10 September 2016

The Guardian: China's sinking coal mining towns and villages – in pictures

Thousands of residents in China’s Shanxi province have been evacuated as villages next to mines have started sinking, after decades of reckless coal mining

Politico: The cleric, the coup and the conspiracy

Gülen’s followers call their movement Hizmet or ‘service,’ and they have focused largely on education. Gülenists have opened schools, charities and other institutions around the world, including in the United States, while also promoting interfaith harmony. Although some of his early sermons are reported to have contained some anti-Semitic tones, Gülen said his views have evolved, and that some of his words were taken out of context. Readers responding to a 2008 survey by Foreign Policy and Prospect named him the world’s No. 1 public intellectual.

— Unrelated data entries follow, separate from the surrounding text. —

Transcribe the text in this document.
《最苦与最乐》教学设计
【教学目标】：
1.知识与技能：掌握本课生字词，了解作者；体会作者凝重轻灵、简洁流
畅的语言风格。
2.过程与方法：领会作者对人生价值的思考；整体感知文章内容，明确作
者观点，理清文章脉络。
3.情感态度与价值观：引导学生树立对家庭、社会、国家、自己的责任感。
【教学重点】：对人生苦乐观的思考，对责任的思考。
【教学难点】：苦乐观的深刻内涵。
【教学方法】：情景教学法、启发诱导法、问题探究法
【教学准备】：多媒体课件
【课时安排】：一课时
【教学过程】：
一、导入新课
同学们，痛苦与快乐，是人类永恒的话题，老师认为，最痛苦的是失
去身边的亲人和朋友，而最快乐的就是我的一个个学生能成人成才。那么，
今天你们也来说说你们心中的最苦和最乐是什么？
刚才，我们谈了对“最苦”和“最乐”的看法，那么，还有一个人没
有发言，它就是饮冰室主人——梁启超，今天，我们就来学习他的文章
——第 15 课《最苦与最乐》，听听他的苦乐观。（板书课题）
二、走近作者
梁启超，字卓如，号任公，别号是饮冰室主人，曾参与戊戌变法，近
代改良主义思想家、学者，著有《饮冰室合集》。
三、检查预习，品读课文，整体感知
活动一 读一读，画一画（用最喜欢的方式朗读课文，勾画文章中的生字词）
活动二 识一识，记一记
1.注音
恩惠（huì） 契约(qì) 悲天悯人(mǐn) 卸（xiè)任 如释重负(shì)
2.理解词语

Gülen said he doesn’t personally run the many institutions his followers have built, even if he is their inspiration. His movement is funded through donations from its members and by the profits from a range of businesses. Gülen himself is also believed to have a number of financial holdings and makes money through sales of his books. He firmly denies that he ordered, or even inspired, the July 15-16 coup attempt in Turkey, which left some 270 people dead and many more wounded.

This is not the first time that Gülen has been accused of trying to overthrow Turkey’s political leaders. Back in the late 1990s, he faced similar accusations under what was then a secular government. As an Islamist, albeit a relatively moderate one, Gülen’s teachings had long drawn the suspicions of Turkey’s secular elite. [...]

Some analysts describe this explanation as spin, noting that tensions between Gülen and Erdoğan appeared well before public discussion of a strong presidency. The analysts say Gülen, or at least his followers, and Erdoğan appeared to differ on an array of issues, including how to deal with Kurdish separatists and how to react to the tumult in a region following the Arab Spring revolutionary movements. “I’ve heard them complain about Erdoğan’s accumulation of power, and you can see it in Gülenist news coverage,” said Steven Cook of the Council on Foreign Relations. “But has it been a longstanding position? Nope.” [...]

At the same time, however, documents unveiled by WikiLeaks indicated that U.S. officials have had their own suspicions about Gülen’s goals. In a classified 2009 cable, then-U.S. ambassador to Turkey James Jeffrey noted that even other Islamists viewed the Gülen movement as “murky.”